Mengjin District is a district in Luoyang City, in the northwest of Henan province, China, located to the north of Luoyang's urban districts.

==History==
Mengjin began its life as an ancient ferry crossing for the Yellow River. According to legend, King Wu of Zhou crossed the Yellow River at this location, after forming an alliance with the other nobles, leading to the theory that the original name was actually (盟津 (Méngjīn, ferry crossing of the alliance)) rather than 孟津 (Mèngjīn).

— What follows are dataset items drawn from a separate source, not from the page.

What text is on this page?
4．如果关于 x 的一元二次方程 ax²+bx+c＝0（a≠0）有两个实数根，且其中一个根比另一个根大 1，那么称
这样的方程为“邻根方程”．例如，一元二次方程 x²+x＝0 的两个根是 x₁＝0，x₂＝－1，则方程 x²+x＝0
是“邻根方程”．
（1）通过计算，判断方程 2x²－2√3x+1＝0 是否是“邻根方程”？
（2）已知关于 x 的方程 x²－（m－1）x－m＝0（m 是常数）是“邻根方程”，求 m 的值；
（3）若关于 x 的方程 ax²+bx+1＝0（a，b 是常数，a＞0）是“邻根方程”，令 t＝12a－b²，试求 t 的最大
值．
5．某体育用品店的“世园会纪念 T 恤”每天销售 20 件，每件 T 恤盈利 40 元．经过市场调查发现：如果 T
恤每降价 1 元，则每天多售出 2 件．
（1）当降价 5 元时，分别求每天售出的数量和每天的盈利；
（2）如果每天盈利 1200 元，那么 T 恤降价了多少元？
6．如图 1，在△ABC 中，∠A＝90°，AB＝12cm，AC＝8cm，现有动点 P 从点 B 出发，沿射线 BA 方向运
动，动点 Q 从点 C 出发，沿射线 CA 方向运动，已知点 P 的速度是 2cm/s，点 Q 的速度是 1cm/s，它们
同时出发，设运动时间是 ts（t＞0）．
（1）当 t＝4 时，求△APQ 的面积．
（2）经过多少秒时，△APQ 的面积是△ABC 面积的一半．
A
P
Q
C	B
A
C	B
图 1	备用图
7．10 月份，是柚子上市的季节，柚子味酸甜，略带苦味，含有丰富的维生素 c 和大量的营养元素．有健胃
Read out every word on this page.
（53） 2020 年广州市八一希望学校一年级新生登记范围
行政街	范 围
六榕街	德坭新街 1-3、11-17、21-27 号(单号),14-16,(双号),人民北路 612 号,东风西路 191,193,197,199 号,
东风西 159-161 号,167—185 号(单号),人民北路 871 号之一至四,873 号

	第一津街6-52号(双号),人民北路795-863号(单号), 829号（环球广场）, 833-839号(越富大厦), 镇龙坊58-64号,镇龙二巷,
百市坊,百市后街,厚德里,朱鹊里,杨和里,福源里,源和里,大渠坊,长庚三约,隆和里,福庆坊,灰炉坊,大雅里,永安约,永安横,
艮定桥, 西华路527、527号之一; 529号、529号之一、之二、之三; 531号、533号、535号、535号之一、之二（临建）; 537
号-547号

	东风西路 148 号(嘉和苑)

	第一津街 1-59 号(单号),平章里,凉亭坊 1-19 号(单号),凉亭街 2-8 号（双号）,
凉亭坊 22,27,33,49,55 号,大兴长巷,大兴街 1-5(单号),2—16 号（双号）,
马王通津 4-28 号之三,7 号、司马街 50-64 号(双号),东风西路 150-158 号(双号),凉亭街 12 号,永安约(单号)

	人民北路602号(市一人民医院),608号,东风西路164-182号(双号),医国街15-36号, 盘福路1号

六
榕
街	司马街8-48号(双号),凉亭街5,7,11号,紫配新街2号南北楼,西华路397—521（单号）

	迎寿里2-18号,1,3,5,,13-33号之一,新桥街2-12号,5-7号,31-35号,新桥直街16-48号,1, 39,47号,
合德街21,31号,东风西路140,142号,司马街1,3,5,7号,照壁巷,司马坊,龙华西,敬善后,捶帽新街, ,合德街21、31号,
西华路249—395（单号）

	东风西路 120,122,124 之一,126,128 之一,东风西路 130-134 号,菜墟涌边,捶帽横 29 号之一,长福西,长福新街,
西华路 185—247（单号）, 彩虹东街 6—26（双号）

According to this theory, it was only in later times that the character 盟 was mistakenly replaced by 孟. The ferry crossing was an important strategic location during times of war.

In Chapter 6 of Romance of the Three Kingdoms, Cao Cao explains that part of his strategy in engaging Dong Zhuo's forces was for Yuan Shao's forces to take control of Mengjin (see: Battle of Xingyang).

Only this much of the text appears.